« Les tirailleurs sénégalais n’ont pas été assez remerciés »
Avec Frère d’âme, David Diop rend hommage aux combattants africains morts dans les tranchées. Et signe un magnifique roman sur la sauvagerie humaine, salué par le Goncourt des lycéens. Entretien.
D’où vous est venue l’idée, l’envie, d’écrire Frère d’âme ?
• David Diop. De la lecture de lettres de poilus publiées par l’historien Jean-Pierre Guéno. Elles sont poignantes et témoignent souvent d’une cruelle intimité avec la guerre chez des jeunes gens qui vont mourir dans les heures ou les jours qui suivent leur écriture. Quand leurs familles les reçoivent, ces jeunes gens sont déjà morts, alors qu’ils espéraient survivre. Je me suis demandé alors s’il existait des lettres écrites par des tirailleurs sénégalais. Les historiens affirment que les rares courriers des tirailleurs sont de nature administrative. J’ai pensé que, dans les effets des tirailleurs rassemblés au Mali et dont parle Ahmadou Hampâté Ba dans Amkoullel, l’enfant peul, je pourrais en trouver. Le recours à la fiction, l’écriture, non pas d’une lettre, mais d’une introspection, m’a semblé un bon moyen pour retrouver cette intensité du récit de guerre. Cette introspection est celle d’un tirailleur sénégalais, un paysan, jeté avec son ami, son plus que frère, dans l’enfer d’une « guerre usinière », comme l’écrit Blaise Cendrars. Ce roman est- il une façon de rendre hommage aux tirailleurs sénégalais et aux anciens combattants africains ?
• D.D. Oui, d’une certaine façon.

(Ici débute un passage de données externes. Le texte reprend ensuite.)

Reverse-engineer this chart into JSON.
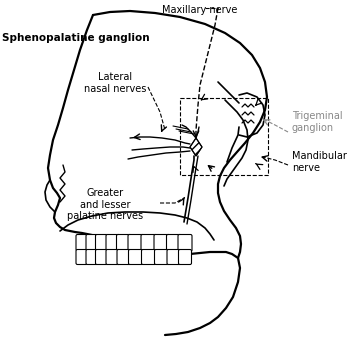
{
  "bg_color": "#ffffff",
  "black": "#000000",
  "gray": "#888888",
  "labels": {
    "maxillary_nerve": "Maxillary nerve",
    "sphenopalatine": "Sphenopalatine ganglion",
    "lateral_nasal": "Lateral\nnasal nerves",
    "trigeminal": "Trigeminal\nganglion",
    "mandibular": "Mandibular\nnerve",
    "greater_lesser": "Greater\nand lesser\npalatine nerves"
  },
  "figsize": [
    3.6,
    3.47
  ],
  "dpi": 100
}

Les uns sont partis à la guerre de leur propre gré pour sauver la « mère patrie ». Les autres ont été enrôlés contre leur volonté. Ce sont de jeunes gens qui ont fait preuve d’un grand courage et qui, généralement, n’ont pas été assez remerciés pour les sacrifices qu’ils ont consentis. Il faut se souvenir du contexte de la venue de ces tirailleurs sénégalais en France, où le principe humaniste de la Déclaration des droits de l’homme et du citoyen, selon lequel tous les hommes naissent libres et égaux en droit, est contredit par le fonctionnement même d’un empire colonial inégalitaire par nature. Vous utilisez le mot dëmm – « dévoreur d’âmes » en wolof – dans votre livre. Pourquoi cette dimension de sorcellerie dans votre récit ?
• D.D. Ce mot est relatif à un contexte culturel différent de celui des Français. Le dëmm, dans la culture wolof, est le dévoreur d’âme, celui ou celle qui vous mange l’intérieur, qui vous veut du mal et qui peut vous tuer, entre autres moyens mystiques, par le pouvoir des mots. Dans le contexte absolument effrayant du front, où les soldats noirs et blancs sont promis à une mort certaine et le savent, dans le maelström de terreur où ils sont pris, ils cherchent des causes rationnelles à leur mort à venir. Au lieu de s’en prendre à la guerre, ils s’en prennent à un homme qui a trop de chance, qui revient toujours sain et sauf dans la tranchée. Pour eux, cet homme est un « copain de la mort ». Dès lors, il devient tabou. Dans leur effort de trouver une explication rationnelle à tout, les soldats prisonniers d’une guerre absurde tombent dans l’irrationnel, qu’ils soient noirs ou blancs. Enfin, avez-vous d’autres passions que l’écriture ? • D.D. La marche est l’une de mes passions. Je réfléchis mieux en marchant. Je pense que je la dois à mes lointains ancêtres peuls.